On y retrouve Placido Domingo, cette fois dans le rôle de Giacomo, le père de l’héroïne. D’aucuns contestent parfois la légitimité du ténor espagnol dans des emplois de baryton. Pourtant son timbre sombre se différencie suffisamment de celui de Francesco Meli pour qu’on n’ait pas l’impression d’avoir affaire à deux ténors et sa prestation emporte pleinement l’adhésion d’autant que le chanteur affiche une santé vocale stupéfiante. Dans son air « Ecco il luogo e il momento » qui ouvre l’acte II, le timbre n’est pas plus clair que celui de Sherrill Millnes chez Levine, en revanche l’engagement dramatique est infiniment plus intense.
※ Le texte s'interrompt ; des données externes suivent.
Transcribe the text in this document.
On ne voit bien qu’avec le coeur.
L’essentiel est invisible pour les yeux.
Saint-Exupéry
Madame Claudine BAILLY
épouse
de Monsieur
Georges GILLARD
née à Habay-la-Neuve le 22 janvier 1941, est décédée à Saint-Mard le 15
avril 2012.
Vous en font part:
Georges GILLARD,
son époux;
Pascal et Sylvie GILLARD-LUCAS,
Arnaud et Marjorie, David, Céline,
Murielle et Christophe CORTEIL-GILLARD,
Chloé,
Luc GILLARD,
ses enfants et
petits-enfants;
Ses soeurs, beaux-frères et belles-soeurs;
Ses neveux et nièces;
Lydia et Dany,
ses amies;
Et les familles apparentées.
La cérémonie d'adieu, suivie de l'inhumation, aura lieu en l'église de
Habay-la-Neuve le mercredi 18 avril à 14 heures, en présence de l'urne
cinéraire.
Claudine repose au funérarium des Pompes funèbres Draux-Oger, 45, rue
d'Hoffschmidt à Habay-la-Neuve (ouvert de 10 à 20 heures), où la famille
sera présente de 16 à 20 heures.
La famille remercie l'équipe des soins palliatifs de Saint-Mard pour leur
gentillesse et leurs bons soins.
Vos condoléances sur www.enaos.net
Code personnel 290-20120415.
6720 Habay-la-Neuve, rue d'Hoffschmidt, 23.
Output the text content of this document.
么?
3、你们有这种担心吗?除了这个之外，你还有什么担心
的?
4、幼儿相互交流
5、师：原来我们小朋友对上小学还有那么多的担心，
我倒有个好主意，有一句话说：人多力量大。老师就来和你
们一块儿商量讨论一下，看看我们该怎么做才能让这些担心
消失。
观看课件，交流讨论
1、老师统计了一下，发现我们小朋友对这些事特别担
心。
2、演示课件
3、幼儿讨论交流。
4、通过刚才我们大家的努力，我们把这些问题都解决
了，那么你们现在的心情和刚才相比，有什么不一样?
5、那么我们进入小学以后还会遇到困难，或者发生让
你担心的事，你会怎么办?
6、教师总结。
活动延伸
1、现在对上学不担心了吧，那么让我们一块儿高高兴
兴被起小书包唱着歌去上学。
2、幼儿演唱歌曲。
Francesco Meli aborde le personnage de Carlo VII avec moins de vaillance que son illustre aîné mais il lui confère une certaine fragilité qui sied à ce roi peu sûr de lui, constamment en proie au doute et à l’inquiétude. sa longue fréquentation du bel canto lui permet d’affronter avec une technique accomplie les passages ornementés qui parsèment l’ouvrage. Le timbre ne manque pas de séduction et même si la voix plafonne un peu dans l’aigu, le ténor italien n’en livre pas moins une interprétation tout à fait convaincante dès son air d’entrée « Sotto una quercia parvemi », phrasé avec élégance.
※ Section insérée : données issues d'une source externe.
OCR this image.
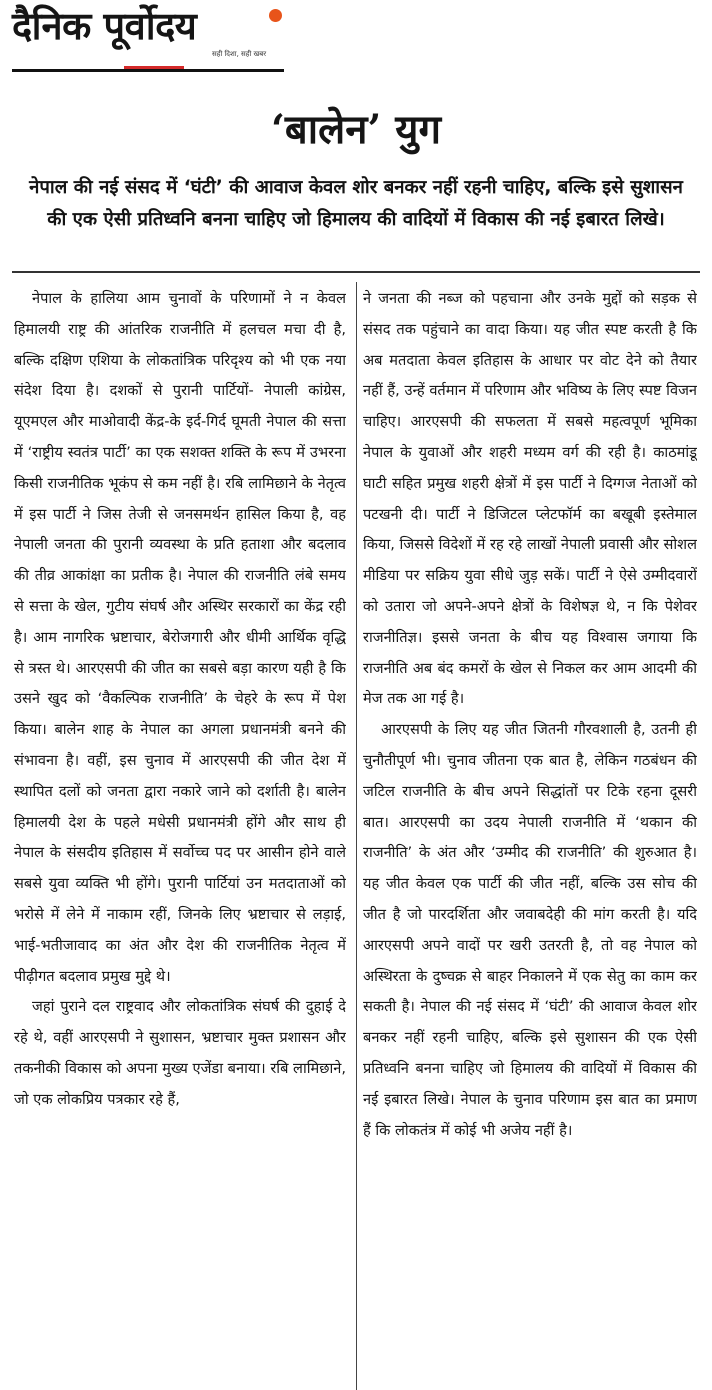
दैनिक पूर्वोदय
सही दिशा, सही खबर
‘बालेन’ युग

नेपाल की नई संसद में ‘घंटी’ की आवाज केवल शोर बनकर नहीं रहनी चाहिए, बल्कि इसे सुशासन की एक ऐसी प्रतिध्वनि बनना चाहिए जो हिमालय की वादियों में विकास की नई इबारत लिखे।

नेपाल के हालिया आम चुनावों के परिणामों ने न केवल हिमालयी राष्ट्र की आंतरिक राजनीति में हलचल मचा दी है, बल्कि दक्षिण एशिया के लोकतांत्रिक परिदृश्य को भी एक नया संदेश दिया है। दशकों से पुरानी पार्टियों- नेपाली कांग्रेस, यूएमएल और माओवादी केंद्र-के इर्द-गिर्द घूमती नेपाल की सत्ता में ‘राष्ट्रीय स्वतंत्र पार्टी’ का एक सशक्त शक्ति के रूप में उभरना किसी राजनीतिक भूकंप से कम नहीं है। रबि लामिछाने के नेतृत्व में इस पार्टी ने जिस तेजी से जनसमर्थन हासिल किया है, वह नेपाली जनता की पुरानी व्यवस्था के प्रति हताशा और बदलाव की तीव्र आकांक्षा का प्रतीक है। नेपाल की राजनीति लंबे समय से सत्ता के खेल, गुटीय संघर्ष और अस्थिर सरकारों का केंद्र रही है। आम नागरिक भ्रष्टाचार, बेरोजगारी और धीमी आर्थिक वृद्धि से त्रस्त थे। आरएसपी की जीत का सबसे बड़ा कारण यही है कि उसने खुद को ‘वैकल्पिक राजनीति’ के चेहरे के रूप में पेश किया। बालेन शाह के नेपाल का अगला प्रधानमंत्री बनने की संभावना है। वहीं, इस चुनाव में आरएसपी की जीत देश में स्थापित दलों को जनता द्वारा नकारे जाने को दर्शाती है। बालेन हिमालयी देश के पहले मधेसी प्रधानमंत्री होंगे और साथ ही नेपाल के संसदीय इतिहास में सर्वोच्च पद पर आसीन होने वाले सबसे युवा व्यक्ति भी होंगे। पुरानी पार्टियां उन मतदाताओं को भरोसे में लेने में नाकाम रहीं, जिनके लिए भ्रष्टाचार से लड़ाई, भाई-भतीजावाद का अंत और देश की राजनीतिक नेतृत्व में पीढ़ीगत बदलाव प्रमुख मुद्दे थे।

जहां पुराने दल राष्ट्रवाद और लोकतांत्रिक संघर्ष की दुहाई दे रहे थे, वहीं आरएसपी ने सुशासन, भ्रष्टाचार मुक्त प्रशासन और तकनीकी विकास को अपना मुख्य एजेंडा बनाया। रबि लामिछाने, जो एक लोकप्रिय पत्रकार रहे हैं,

ने जनता की नब्ज को पहचाना और उनके मुद्दों को सड़क से संसद तक पहुंचाने का वादा किया। यह जीत स्पष्ट करती है कि अब मतदाता केवल इतिहास के आधार पर वोट देने को तैयार नहीं हैं, उन्हें वर्तमान में परिणाम और भविष्य के लिए स्पष्ट विजन चाहिए। आरएसपी की सफलता में सबसे महत्वपूर्ण भूमिका नेपाल के युवाओं और शहरी मध्यम वर्ग की रही है। काठमांडू घाटी सहित प्रमुख शहरी क्षेत्रों में इस पार्टी ने दिग्गज नेताओं को पटखनी दी। पार्टी ने डिजिटल प्लेटफॉर्म का बखूबी इस्तेमाल किया, जिससे विदेशों में रह रहे लाखों नेपाली प्रवासी और सोशल मीडिया पर सक्रिय युवा सीधे जुड़ सकें। पार्टी ने ऐसे उम्मीदवारों को उतारा जो अपने-अपने क्षेत्रों के विशेषज्ञ थे, न कि पेशेवर राजनीतिज्ञ। इससे जनता के बीच यह विश्वास जगाया कि राजनीति अब बंद कमरों के खेल से निकल कर आम आदमी की मेज तक आ गई है।

आरएसपी के लिए यह जीत जितनी गौरवशाली है, उतनी ही चुनौतीपूर्ण भी। चुनाव जीतना एक बात है, लेकिन गठबंधन की जटिल राजनीति के बीच अपने सिद्धांतों पर टिके रहना दूसरी बात। आरएसपी का उदय नेपाली राजनीति में ‘थकान की राजनीति’ के अंत और ‘उम्मीद की राजनीति’ की शुरुआत है। यह जीत केवल एक पार्टी की जीत नहीं, बल्कि उस सोच की जीत है जो पारदर्शिता और जवाबदेही की मांग करती है। यदि आरएसपी अपने वादों पर खरी उतरती है, तो वह नेपाल को अस्थिरता के दुष्चक्र से बाहर निकालने में एक सेतु का काम कर सकती है। नेपाल की नई संसद में ‘घंटी’ की आवाज केवल शोर बनकर नहीं रहनी चाहिए, बल्कि इसे सुशासन की एक ऐसी प्रतिध्वनि बनना चाहिए जो हिमालय की वादियों में विकास की नई इबारत लिखे। नेपाल के चुनाव परिणाम इस बात का प्रमाण हैं कि लोकतंत्र में कोई भी अजेय नहीं है।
Anna Netrebko est quant à elle la grande triomphatrice de cette intégrale dont elle justifierait à elle seule l’acquisition. Elle s’empare du rôle de Giovanna avec un enthousiasme et un aplomb irrésistibles. La soprano dispose d’un timbre plus corsé que celui de Montserrat Caballé et d’une solidité vocale à toute épreuve qui sied à cette vierge guerrière dont les accents héroïques préfigurent Odabella. Dotée d’une large palette de couleurs et d’une dynamique qui lui permet de couvrir sans effort orchestre et chœur dans les ensembles ou d’émettre de délicats piani, comme en témoigne la scène finale, sa voix se joue de toute les difficultés qui émaillent sa partie. Son air d’entrée « Son guerriera » est chanté avec toute la vaillance et la vélocité requises et sa prière « A te fidente apro il cor » au début du trois est un modèle d’émotion mêlé de ferveur.
Les seconds rôles n’appellent aucune réserve.
Moins fougueux que Levine, Paolo Carignani dirige avec énergie cette partition dans laquelle il excelle à exalter les envolées patriotiques et militaires, tout en demeurant attentif aux quelques passages élégiaques comme la dernière section du duo entre Giovanna et Carlo « T’arretri e palpiti » au début de l’acte un, la scène de la prison et la mort de l’héroïne au trois. La prise de son, assez mate, n’a pas la clarté et la transparence qu’on trouve dans l’intégrale EMI.
Voilà une nouvelle version bienvenue de Giovanna d’Arco qui, avec des qualités différentes, se hisse sur les mêmes sommets que celle de James Levine.